Do you know what is the central element of good decision-making?
It is actually one’s ability to manage delay.
Yes, our ability to think about delay is a central part of the human condition and it’s a gift, a tool that we can—and should—use to examine our lives.
Life might be a race against time—at least that’s how it’s perceived by many—but it’s enriched when we rise above our instincts and stop the clock to process—and understand what we are doing and the reasons behind them.
Because, like it or not, it would seem that the essence of intelligence is knowing when to think and act quickly, and when to think and act slowly.
For centuries, leading thinkers have advised against jumping to firm conclusions regarding the unknown and yet, not only do we jump faster to firm conclusions nowadays, we also do it more frequently.
We like to believe that there is wisdom in our quick decisions, and sometimes there is. Still, true wisdom and judgment come from understanding our limitations when it comes to thinking about the future.
In investing, fast thinking can hurt the growth of our nest egg—if we lose our capacity for reflection and for deferring gratification—and our penchant for investing in the future.

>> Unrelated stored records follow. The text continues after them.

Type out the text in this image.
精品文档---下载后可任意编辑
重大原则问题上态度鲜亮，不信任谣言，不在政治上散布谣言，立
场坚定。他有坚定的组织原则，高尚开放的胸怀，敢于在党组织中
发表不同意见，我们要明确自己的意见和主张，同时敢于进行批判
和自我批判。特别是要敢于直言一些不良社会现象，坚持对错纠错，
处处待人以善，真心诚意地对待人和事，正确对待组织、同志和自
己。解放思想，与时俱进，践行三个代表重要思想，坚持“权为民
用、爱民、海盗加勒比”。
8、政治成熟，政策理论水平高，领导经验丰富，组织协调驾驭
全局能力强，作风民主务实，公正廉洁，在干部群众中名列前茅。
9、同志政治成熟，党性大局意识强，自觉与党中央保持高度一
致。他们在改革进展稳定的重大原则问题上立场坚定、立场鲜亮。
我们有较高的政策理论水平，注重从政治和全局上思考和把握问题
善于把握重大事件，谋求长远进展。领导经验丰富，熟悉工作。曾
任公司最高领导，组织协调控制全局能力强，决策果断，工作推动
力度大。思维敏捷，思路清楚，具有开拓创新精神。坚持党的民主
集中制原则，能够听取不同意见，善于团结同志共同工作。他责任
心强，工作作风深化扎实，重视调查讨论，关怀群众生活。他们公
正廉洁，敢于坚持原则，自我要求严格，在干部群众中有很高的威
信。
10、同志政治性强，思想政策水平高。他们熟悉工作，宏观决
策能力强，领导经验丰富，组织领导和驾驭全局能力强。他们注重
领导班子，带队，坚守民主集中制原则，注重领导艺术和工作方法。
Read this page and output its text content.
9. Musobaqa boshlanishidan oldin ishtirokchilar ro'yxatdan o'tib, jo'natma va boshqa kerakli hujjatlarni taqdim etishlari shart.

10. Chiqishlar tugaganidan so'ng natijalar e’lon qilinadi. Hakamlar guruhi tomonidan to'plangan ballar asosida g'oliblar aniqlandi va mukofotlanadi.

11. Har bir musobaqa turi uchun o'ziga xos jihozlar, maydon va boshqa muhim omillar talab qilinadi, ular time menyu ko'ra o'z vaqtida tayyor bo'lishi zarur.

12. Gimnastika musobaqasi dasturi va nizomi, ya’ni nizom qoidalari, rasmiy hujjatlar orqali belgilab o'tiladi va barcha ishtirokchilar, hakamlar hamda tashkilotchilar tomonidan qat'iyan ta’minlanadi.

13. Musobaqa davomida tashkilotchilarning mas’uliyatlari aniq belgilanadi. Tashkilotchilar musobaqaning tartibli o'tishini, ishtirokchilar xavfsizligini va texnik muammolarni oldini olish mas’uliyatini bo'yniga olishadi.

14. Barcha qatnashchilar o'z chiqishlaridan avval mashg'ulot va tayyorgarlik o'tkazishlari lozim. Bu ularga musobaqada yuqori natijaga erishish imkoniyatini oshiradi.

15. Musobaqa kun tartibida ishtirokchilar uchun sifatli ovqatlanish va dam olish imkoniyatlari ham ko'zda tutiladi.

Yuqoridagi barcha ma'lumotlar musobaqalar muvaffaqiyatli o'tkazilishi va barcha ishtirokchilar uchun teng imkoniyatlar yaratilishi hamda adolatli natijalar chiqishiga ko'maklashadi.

An age-experienced (= older) friend of mine once shared that money resources can be wasted, used, or invested.
The last option is of course the best; nevertheless, it’s often the most difficult since it requires long-term thinking and willpower for delayed gratification in the face of short-term “demands”.
But are those really “demands” or just “choices”?
We might be aware of our choices, but not delaying them might bring about more excitement to the one, or the other.
Underlying all investment decisions are what economists call “rates of time preference”, and what non-economists call patience; the willingness to defer gratification today for the benefit of tomorrow, to save rather than to spend.
Well, numerous studies have confirmed that introverts think longer before they act; consider information more thoroughly; stay with a challenging task longer; and work more diligently generally. Extroverts, on the other hand, tend towards a short and painless decision making process, a trade-off between diligence and speed.
Moreover, one of the outcomes of those inert differences is that introverts save more for retirement than extroverts.
So, are you introverted enough to stick to your plan for building up an abundant retirement nest egg?
And fret not. As an introvert, you are in great company: Steven Spielberg, Larry Page (Google Founder), J. K. Rowling (Harry Potter Creator), Warren Buffett and Albert Einstein.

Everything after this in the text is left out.